During the last few years work carried out by biologists, notably by Steinach, has thrown a strong light on the organic determinants of homo-erotism and of sexual characters in general. By carrying out experimental castration and subsequently grafting the sex-glands of the opposite sex, it was possible in the case of various species of mammals to transform a male into a female and vice versa. The transformation affected more or less completely both the somatic sexual characters and the psychosexual attitude (that is, both subject and object erotism). It appeared that the vehicle of the force which thus acted as a sex-determinant was not the part of the sex-gland which forms the sex-cells but what is known as its interstitial tissue (the ‘puberty-gland’). (58, footnote added 1920)
Freud goes on to discuss what appears to be a successful testicular transplant in a human that took place about a hundred years ago. What’s straightforwardly entailed in this footnote of course is just that biological sex is thoroughly mutable, and it is a potent, practical cashing out of his earlier comment that, “in every normal male or female individual, traces are found of the apparatus of the opposite sex” (52). Even if I don’t fully understand the bioscientific weight of the distinction between the sex-gland and the puberty-gland – I interpret it generally as a deprioritisation of a supposedly fixed function of the reproductive organs in favour of the flexible and ongoing somatic production of sex (cf. the ‘production of gender’) in and through the responsive hormonal ‘interstices’ – it is enough to note Freud’s ongoing interest across his body of work in the contingent (but knowable) causes of sexualities and sexes of all kinds.

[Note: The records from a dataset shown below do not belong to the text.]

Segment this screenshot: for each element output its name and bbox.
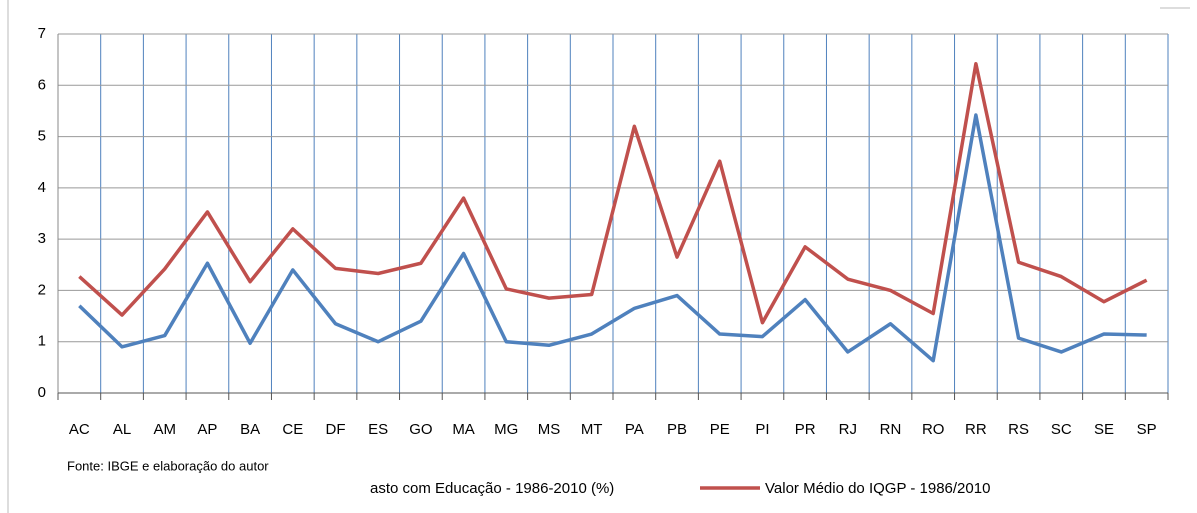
x-tick-label: SP <box>1137 421 1157 438</box>
source-note: Fonte: IBGE e elaboração do autor <box>67 458 269 473</box>
series-line <box>78 61 1148 325</box>
x-tick-label: AC <box>69 421 90 438</box>
x-tick-label: PE <box>710 421 730 438</box>
x-tick-label: RJ <box>839 421 857 438</box>
x-tick-label: SE <box>1094 421 1114 438</box>
y-tick-label: 2 <box>38 281 46 298</box>
x-tick-label: AL <box>113 421 131 438</box>
x-tick-label: MT <box>581 421 603 438</box>
x-tick-label: MS <box>538 421 561 438</box>
x-tick-label: GO <box>409 421 432 438</box>
x-tick-label: ES <box>368 421 388 438</box>
y-tick-label: 3 <box>38 230 46 247</box>
y-tick-label: 4 <box>38 179 46 196</box>
y-tick-label: 6 <box>38 76 46 93</box>
x-tick-label: RR <box>965 421 987 438</box>
x-tick-label: AM <box>153 421 176 438</box>
series-line <box>78 113 1147 363</box>
x-tick-label: DF <box>326 421 346 438</box>
y-tick-label: 0 <box>38 384 46 401</box>
x-tick-label: PA <box>625 421 644 438</box>
legend-label: Valor Médio do IQGP - 1986/2010 <box>765 480 990 497</box>
x-tick-label: PR <box>795 421 816 438</box>
y-tick-label: 5 <box>38 128 46 145</box>
y-tick-label: 1 <box>38 333 46 350</box>
x-tick-label: BA <box>240 421 260 438</box>
x-tick-label: RN <box>880 421 902 438</box>
legend-label: asto com Educação - 1986-2010 (%) <box>370 480 614 497</box>
x-tick-label: CE <box>282 421 303 438</box>
x-tick-label: RS <box>1008 421 1029 438</box>
x-tick-label: PI <box>755 421 769 438</box>
x-tick-label: MA <box>452 421 475 438</box>
x-tick-label: AP <box>197 421 217 438</box>
y-tick-label: 7 <box>38 25 46 42</box>
x-tick-label: PB <box>667 421 687 438</box>
x-tick-label: RO <box>922 421 945 438</box>
x-tick-label: SC <box>1051 421 1072 438</box>
x-tick-label: MG <box>494 421 518 438</box>
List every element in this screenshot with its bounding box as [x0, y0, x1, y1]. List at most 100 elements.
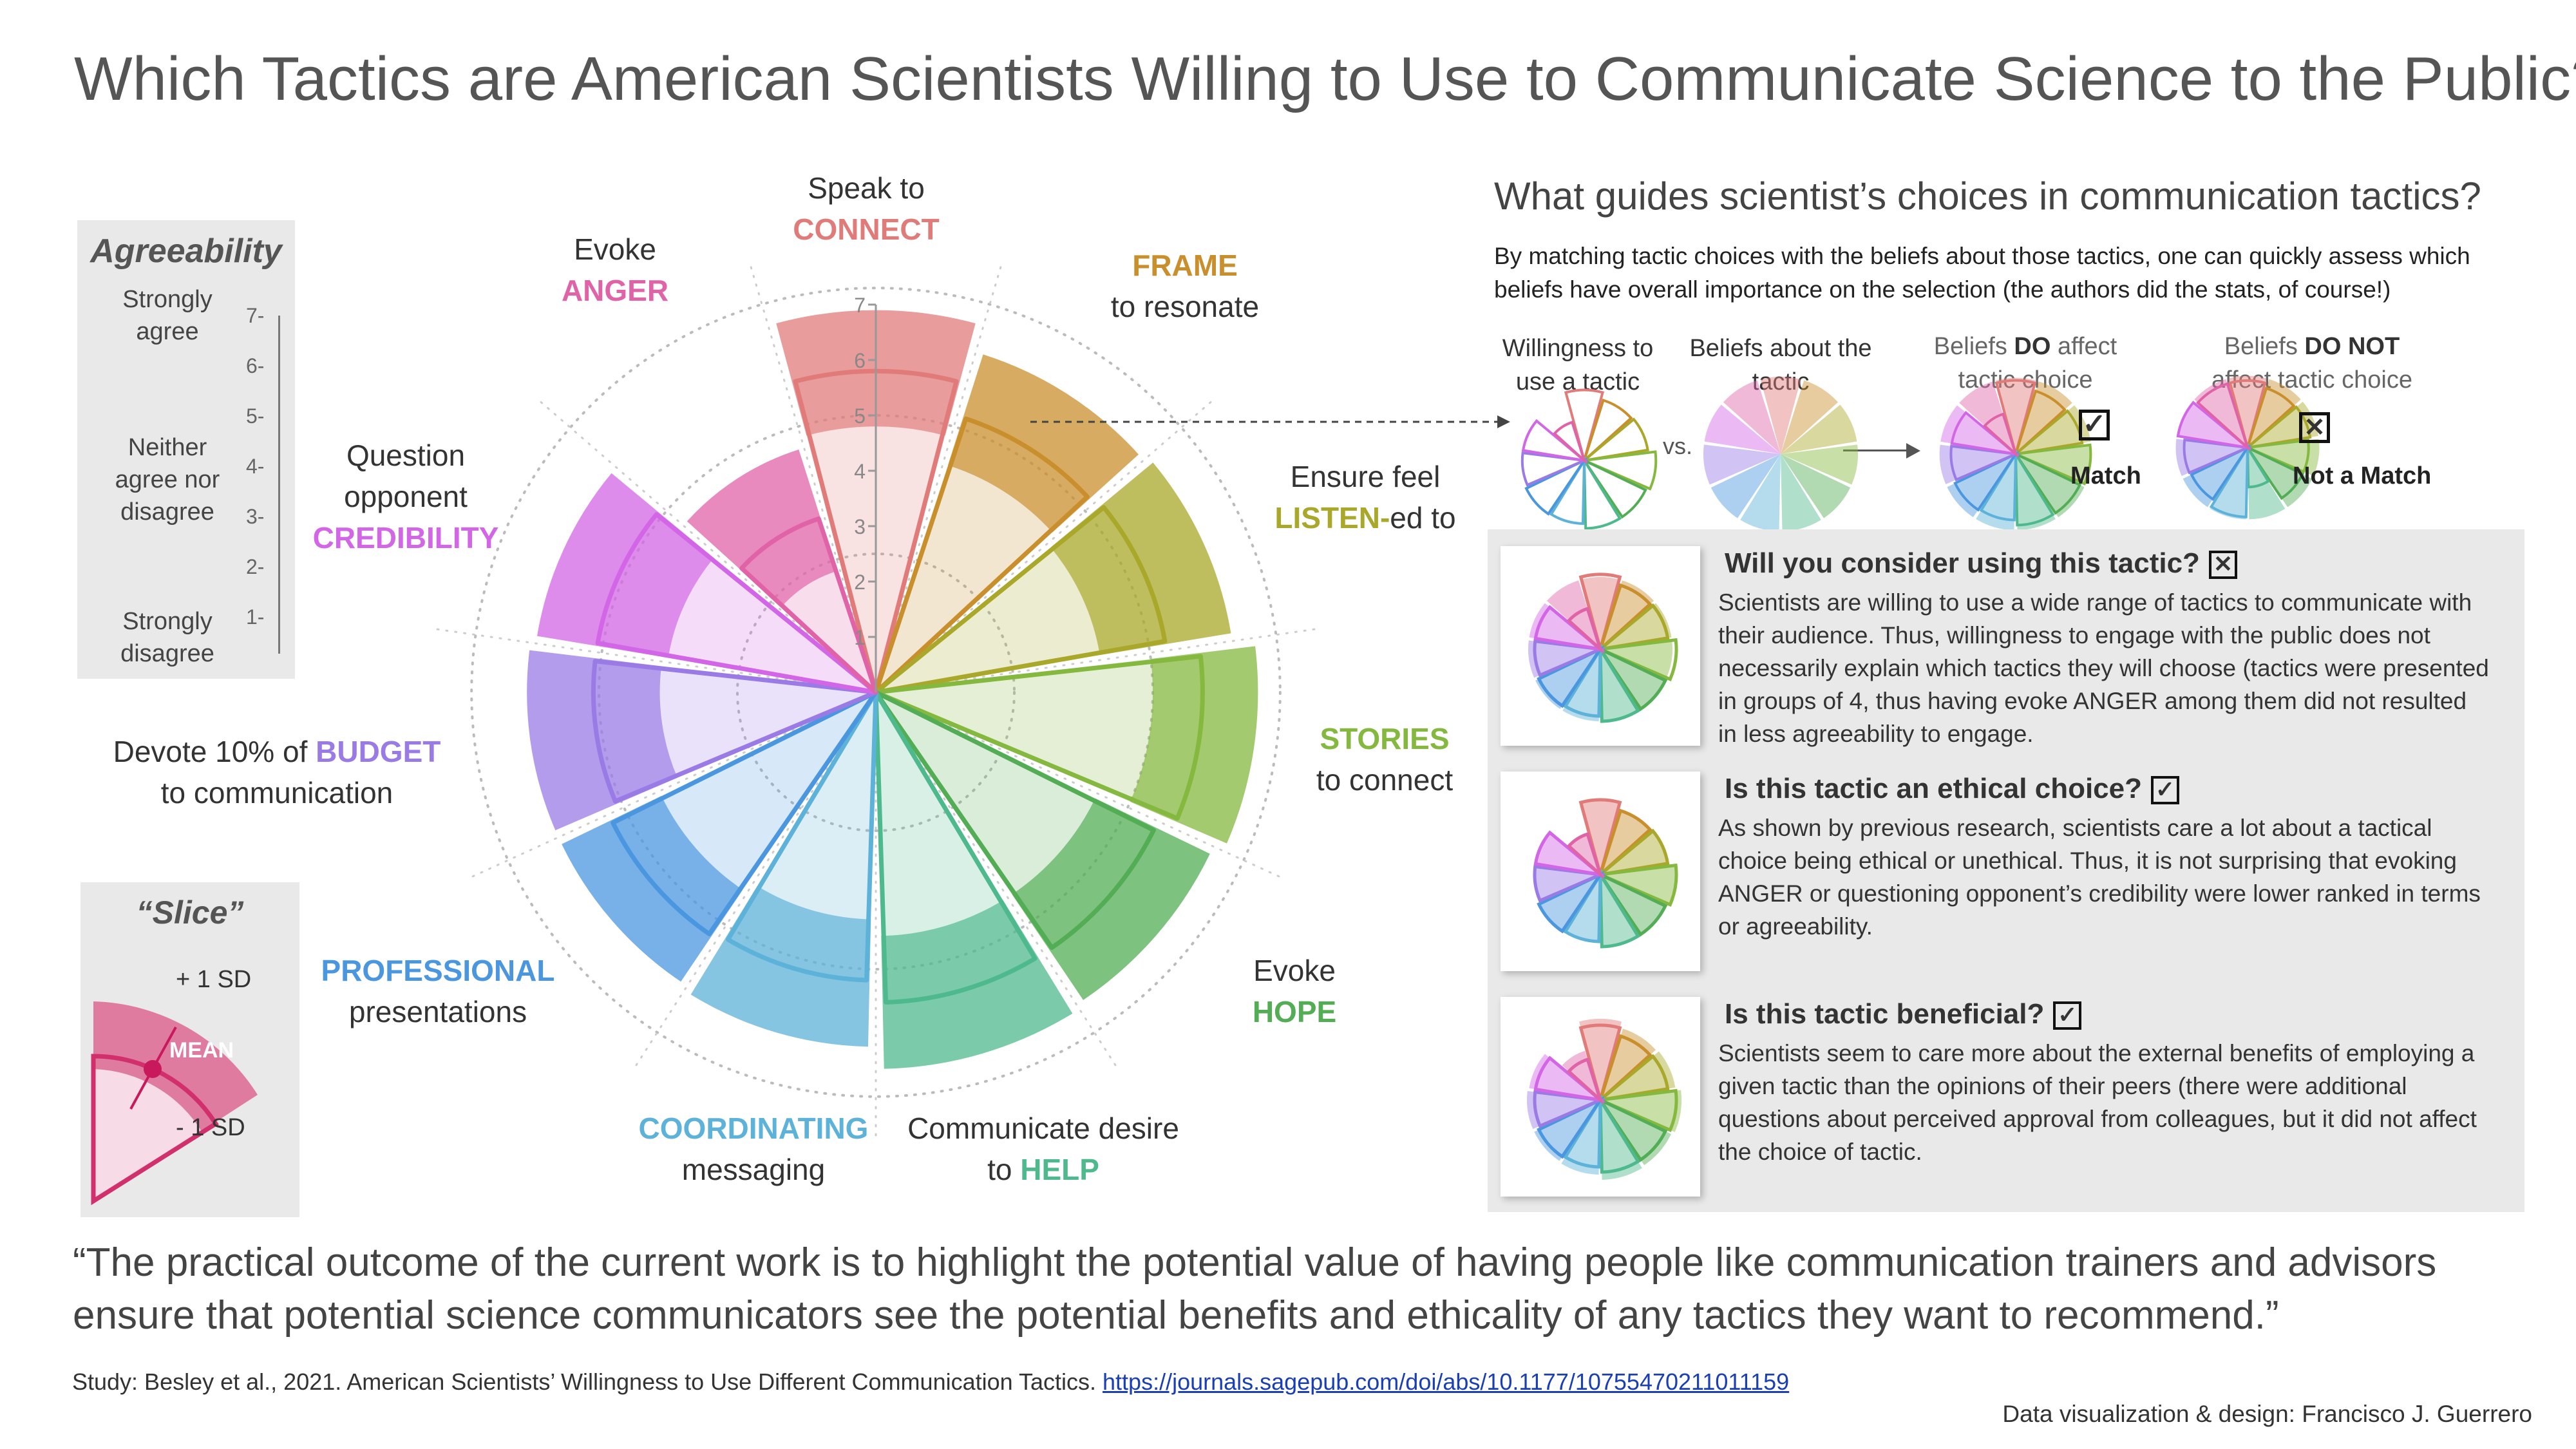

To get to this realisation, however, Freud first has to invoke the endlessly pliable flesh of the animal – various species, in fact, and it doesn’t really matter which. Like so many of his animal examples, the rhetoric here raises us up into the realm of superior scientific investigators while simultaneously lowering us to the friends of beasts. Firstly, in Freud, the human/animal distinction stops mapping so easily onto the mind/body distinction. It doesn’t seem right to say that an animal is a body without a psyche, even though, to be clear, Freud understands that animals don’t have a psychic topology of anywhere near human complexity. But, secondly, if I I have learned anything from reading Freud it is that I am not a body with a psyche, but rather that my body is a psychic geography. I think in virtue of my flesh; I desire in virtue of my interstices. My body is laid out according to a blueprint I can recognise everywhere, and this is what the psychoanalytic animal example allows me to think.
As always, this is not the whole story, but what I would like to note here is just some of those points at which Freud’s exposition achieves its radical edge by reaching out to the non-psychoanalytic discourses of animal science. Freud charges his rhetoric with the intimate experience of alien physiologies at these moments. The story of the mammal whose sex is changed slides into the story of a patient whose hormonal distress is successfully aided by an experimental body modification, and Freud tells those two stories together for a reason. The supposedly most private, personal, and psychically charged landmarks on the map of our body correspond exactly to the life forms of the rat or the eel – and here our bodies seem almost like Virgil’s grafted fruit trees, the dream of corn, the flesh wound of civilisation.